When most people think about visiting the Netherlands certain images come to mind. The historic canal side buildings of the capital, Amsterdam. The Hague, with its coastal views and regal boulevards. Vast swathes of flat countryside playing host to endless fields of tulips. The towering skyline and port bustle of Rotterdam.
In comparison, Utrecht is rarely considered as a destination in its own right. Which is ridiculous, considering its proximity to Schipol Airport, and its status as one of the coolest cities in the European lowlands, in part thanks to its creative heritage, not to mention the ever-growing student population at the city’s universities. From fantastic food, to cutting edge clubs, aeon-spanning buildings to modernist architectural experiments, here are five reasons you should bypass the rest and instead make a beeline for this unsung gem.
The city is beautiful
OK, so Utrecht has plenty of 21st Century going on, but it’s also one of the oldest and best-preserved towns in the Netherlands, with many streets boasting addresses that date way back to the High Middle Ages. This is also the religious centre of the country, as has been the case since the 8th Century, which brings us to point number two.
The cathedral alone is worth a visit
Dom Tower can be seen from all over town. The tallest church in the Netherlands, it extends 112.5metres, sits on the site where the city is supposed to have been founded, and allows visitors to climb the somewhat exhausting 465 steps to the summit. Once there you are guaranteed a breathtaking panorama that extends well beyond the city and into neighbouring and distant towns, if you have any puff left.
There’s a brewery in an 11th Century castle (and it’s open)

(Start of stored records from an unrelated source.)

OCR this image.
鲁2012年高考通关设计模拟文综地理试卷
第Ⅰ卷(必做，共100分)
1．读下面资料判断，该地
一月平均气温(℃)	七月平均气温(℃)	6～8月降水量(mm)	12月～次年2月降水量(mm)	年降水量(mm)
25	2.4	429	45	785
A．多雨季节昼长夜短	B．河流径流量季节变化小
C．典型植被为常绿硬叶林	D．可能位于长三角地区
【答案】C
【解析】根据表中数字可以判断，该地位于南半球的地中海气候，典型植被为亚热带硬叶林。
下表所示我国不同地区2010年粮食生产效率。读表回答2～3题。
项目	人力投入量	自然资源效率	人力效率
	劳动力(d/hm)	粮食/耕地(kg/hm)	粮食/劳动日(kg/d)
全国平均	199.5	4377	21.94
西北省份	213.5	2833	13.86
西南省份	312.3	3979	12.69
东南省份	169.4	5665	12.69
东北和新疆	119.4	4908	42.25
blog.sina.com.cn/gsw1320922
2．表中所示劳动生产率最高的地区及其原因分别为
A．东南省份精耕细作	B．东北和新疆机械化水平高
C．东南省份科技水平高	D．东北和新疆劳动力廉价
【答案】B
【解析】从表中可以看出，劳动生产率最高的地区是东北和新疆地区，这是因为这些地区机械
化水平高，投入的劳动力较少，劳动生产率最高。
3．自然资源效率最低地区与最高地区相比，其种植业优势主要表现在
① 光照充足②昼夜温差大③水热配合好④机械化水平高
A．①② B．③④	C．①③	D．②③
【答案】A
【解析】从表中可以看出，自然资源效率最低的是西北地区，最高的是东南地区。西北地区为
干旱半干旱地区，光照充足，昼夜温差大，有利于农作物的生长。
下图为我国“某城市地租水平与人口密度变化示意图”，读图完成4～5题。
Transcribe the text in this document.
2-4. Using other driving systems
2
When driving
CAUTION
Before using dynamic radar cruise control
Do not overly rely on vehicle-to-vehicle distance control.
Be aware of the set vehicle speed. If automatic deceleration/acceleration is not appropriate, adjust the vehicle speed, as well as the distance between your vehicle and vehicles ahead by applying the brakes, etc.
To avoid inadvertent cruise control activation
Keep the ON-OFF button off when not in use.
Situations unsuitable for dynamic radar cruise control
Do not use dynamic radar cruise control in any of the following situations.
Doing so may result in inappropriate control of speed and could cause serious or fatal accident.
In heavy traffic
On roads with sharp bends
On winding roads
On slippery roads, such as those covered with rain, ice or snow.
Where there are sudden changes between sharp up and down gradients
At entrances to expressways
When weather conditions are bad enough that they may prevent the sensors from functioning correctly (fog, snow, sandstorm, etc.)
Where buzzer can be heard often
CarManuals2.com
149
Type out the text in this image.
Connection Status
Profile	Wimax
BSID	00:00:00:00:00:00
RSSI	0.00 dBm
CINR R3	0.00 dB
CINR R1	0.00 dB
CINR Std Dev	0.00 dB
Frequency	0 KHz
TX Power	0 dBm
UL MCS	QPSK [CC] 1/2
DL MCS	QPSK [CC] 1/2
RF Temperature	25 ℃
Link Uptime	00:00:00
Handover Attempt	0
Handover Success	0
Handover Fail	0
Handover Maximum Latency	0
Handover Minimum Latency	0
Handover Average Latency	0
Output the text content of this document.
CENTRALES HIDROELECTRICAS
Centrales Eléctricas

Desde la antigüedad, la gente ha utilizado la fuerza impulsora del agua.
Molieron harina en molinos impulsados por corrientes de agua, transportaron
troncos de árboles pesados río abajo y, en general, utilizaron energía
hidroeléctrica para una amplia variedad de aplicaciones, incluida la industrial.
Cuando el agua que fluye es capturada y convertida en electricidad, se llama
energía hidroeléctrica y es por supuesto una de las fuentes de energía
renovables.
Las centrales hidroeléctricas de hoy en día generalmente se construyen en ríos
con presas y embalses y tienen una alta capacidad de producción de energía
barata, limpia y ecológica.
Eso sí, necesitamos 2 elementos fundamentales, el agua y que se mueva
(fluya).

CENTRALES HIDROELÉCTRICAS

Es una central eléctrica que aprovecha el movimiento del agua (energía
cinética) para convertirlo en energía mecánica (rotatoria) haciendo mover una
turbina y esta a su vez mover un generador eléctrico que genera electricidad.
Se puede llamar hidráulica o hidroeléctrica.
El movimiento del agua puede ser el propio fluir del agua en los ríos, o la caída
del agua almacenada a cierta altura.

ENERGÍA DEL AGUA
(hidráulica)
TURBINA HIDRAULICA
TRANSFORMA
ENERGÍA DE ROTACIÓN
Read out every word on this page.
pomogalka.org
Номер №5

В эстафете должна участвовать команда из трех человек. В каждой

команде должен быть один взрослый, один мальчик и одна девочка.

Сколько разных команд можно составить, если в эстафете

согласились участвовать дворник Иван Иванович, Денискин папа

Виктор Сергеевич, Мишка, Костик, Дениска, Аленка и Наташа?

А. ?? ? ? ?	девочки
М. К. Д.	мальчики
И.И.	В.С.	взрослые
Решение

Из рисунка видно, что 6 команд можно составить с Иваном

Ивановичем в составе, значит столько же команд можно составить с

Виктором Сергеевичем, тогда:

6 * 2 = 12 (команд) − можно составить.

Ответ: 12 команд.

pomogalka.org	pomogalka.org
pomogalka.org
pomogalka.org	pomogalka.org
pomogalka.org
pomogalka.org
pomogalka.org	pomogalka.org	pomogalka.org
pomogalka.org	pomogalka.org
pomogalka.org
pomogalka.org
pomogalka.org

Stadskasteel Oudaen was first built as a medieval defensive tower house, but is now the sort of place where you can easily let your guard down. Inside the stunning structure you’ll find a brewery, which produces more than 60,000 litres per year, and a bar-restaurant, where every single one of those litres is drunk. Beware the doubbel and trippel- that’s when things start to get a little hazy.
All life is here
You will not be disappointed when looking for a little urban chic. WT Urban Cafe & Kitchen is a first class eatery situated at the top of an old water tower, the views are incredible. On the streets below, there are abundant hip coffee shops and bars. The Louis Hartlooper Complex and ‘t Hoogt offer arthouse film and visual culture. After dark the club scene kicks into life, and could rival anywhere, with venues like BASIS amongst the continent’s most respected.
It would be a shame not to see Schroederhaus
Completed in 1924, this aesthetic anomaly is basically an experimental home situated in a quiet residential neighbourhood not too far from WT Urban Cafe. With its position chosen for tranquility (originally it backed onto fields), the main draw is the cubist design and clinical, uncluttered interior. Complete with walls that slide to create new rooms, windows that make and break corners and a strict colour scheme, it’s an international design icon that must be seen to be fully understood. Thankfully, tours are available.